Agricultural Leadership, Education & Communication Department

 

First Advisor

Lindsay J. Hastings

Date of this Version

5-2018

Citation

Sunderman, H. M. (2018).Examining generativity development among college student leaders who mentor. MAS thesis. University of Nebraska-Lincoln.

Comments

A THESIS Presented to the Faculty of The Graduate College at the University of Nebraska In Partial Fulfillment of Requirements For the Degree of Master of Science, Major: Leadership Education, Under the Supervision of Professor Lindsay Hastings. Lincoln, Nebraska: May, 2018

Copyright (c) 2018 Hannah M. Sunderman

Abstract

The purpose of this cross-sectional study was to examine the influence, if any, of age cohort on generativity among college student leaders who mentor. While previous research has revealed that college student leaders who mentor tend to demonstrate higher levels of generativity than other college student leaders and general college students (Hastings, Griesen, Hoover, Creswell, & Dlugosh, 2015), research as to the development of generativity among college student leaders who mentor has not been determined. Additionally, a need exists for further research on the antecedents of generativity (McAdams, 2001, p. 434). The current study sought to fill these gaps in the literature by examining the influence of year in college and years spent mentoring, on generativity levels for University of Nebraska-Lincoln (UNL) students who mentor with the Nebraska Human Resources Institute (NHRI).
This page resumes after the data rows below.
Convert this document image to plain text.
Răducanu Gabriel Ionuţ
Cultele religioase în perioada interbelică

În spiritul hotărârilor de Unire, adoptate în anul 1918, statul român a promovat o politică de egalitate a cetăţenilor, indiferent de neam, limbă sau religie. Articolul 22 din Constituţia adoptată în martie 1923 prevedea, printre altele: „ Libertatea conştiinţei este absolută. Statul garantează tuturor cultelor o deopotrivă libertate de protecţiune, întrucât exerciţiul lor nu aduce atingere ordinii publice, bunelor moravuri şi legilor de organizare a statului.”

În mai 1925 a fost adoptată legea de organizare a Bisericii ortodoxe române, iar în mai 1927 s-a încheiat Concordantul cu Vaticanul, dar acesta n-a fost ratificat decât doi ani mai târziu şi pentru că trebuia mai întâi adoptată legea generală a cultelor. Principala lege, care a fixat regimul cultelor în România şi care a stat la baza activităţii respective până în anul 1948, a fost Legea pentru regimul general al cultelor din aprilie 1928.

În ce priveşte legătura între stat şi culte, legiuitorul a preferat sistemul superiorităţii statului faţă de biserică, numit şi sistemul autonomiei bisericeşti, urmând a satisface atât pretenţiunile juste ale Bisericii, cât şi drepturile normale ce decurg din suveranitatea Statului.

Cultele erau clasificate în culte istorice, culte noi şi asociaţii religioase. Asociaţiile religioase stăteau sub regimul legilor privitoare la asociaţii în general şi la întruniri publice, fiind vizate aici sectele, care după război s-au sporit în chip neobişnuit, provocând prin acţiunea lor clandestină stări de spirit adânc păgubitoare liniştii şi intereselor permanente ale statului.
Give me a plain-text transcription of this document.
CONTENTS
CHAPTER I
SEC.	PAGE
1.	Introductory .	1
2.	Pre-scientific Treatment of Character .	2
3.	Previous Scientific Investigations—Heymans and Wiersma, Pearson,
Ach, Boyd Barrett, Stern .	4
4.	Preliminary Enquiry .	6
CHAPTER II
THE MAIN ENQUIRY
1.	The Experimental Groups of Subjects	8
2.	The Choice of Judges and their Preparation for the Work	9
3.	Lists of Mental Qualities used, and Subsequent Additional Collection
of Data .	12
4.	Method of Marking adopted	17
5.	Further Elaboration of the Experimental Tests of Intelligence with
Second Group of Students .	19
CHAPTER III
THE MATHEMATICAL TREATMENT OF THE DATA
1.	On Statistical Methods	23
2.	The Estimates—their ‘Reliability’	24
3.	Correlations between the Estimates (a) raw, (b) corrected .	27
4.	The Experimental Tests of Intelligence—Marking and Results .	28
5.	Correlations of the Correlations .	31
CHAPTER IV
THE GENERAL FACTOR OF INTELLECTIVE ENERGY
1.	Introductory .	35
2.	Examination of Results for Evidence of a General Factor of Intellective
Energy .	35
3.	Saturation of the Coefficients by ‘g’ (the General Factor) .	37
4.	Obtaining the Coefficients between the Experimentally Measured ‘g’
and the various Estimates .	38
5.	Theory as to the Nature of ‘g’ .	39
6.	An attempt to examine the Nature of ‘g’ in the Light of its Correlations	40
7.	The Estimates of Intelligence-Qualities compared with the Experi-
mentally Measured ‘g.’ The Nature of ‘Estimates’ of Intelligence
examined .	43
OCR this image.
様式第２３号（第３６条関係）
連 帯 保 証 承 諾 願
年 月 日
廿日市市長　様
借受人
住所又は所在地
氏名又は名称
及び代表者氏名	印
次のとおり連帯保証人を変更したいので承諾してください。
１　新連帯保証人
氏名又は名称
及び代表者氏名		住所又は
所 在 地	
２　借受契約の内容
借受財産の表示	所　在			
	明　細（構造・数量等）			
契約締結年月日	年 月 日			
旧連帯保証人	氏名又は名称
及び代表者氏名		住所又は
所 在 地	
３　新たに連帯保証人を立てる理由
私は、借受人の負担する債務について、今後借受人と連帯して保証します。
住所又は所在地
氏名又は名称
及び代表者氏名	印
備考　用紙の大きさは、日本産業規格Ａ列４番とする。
Data were collected via an online survey (N=91) using the Loyola Generativity Scale, Generativity Behavior Checklist, and the Personal Strivings measure to assess generativity. A multivariate analysis of covariance indicated that age cohort (year in college and years spent mentoring) did not have a significant influence on generativity after controlling for the influence of gender, G.P.A. range, and major. These results bring into question if and how mentoring acts as an antecedent to generativity development, leading to the potential that “interest in mentoring” be considered an antecedent to generativity rather than the “act of mentoring.” Furthermore, the finding of the current study presents insight on the influence of generativity on college students' leadership identity development.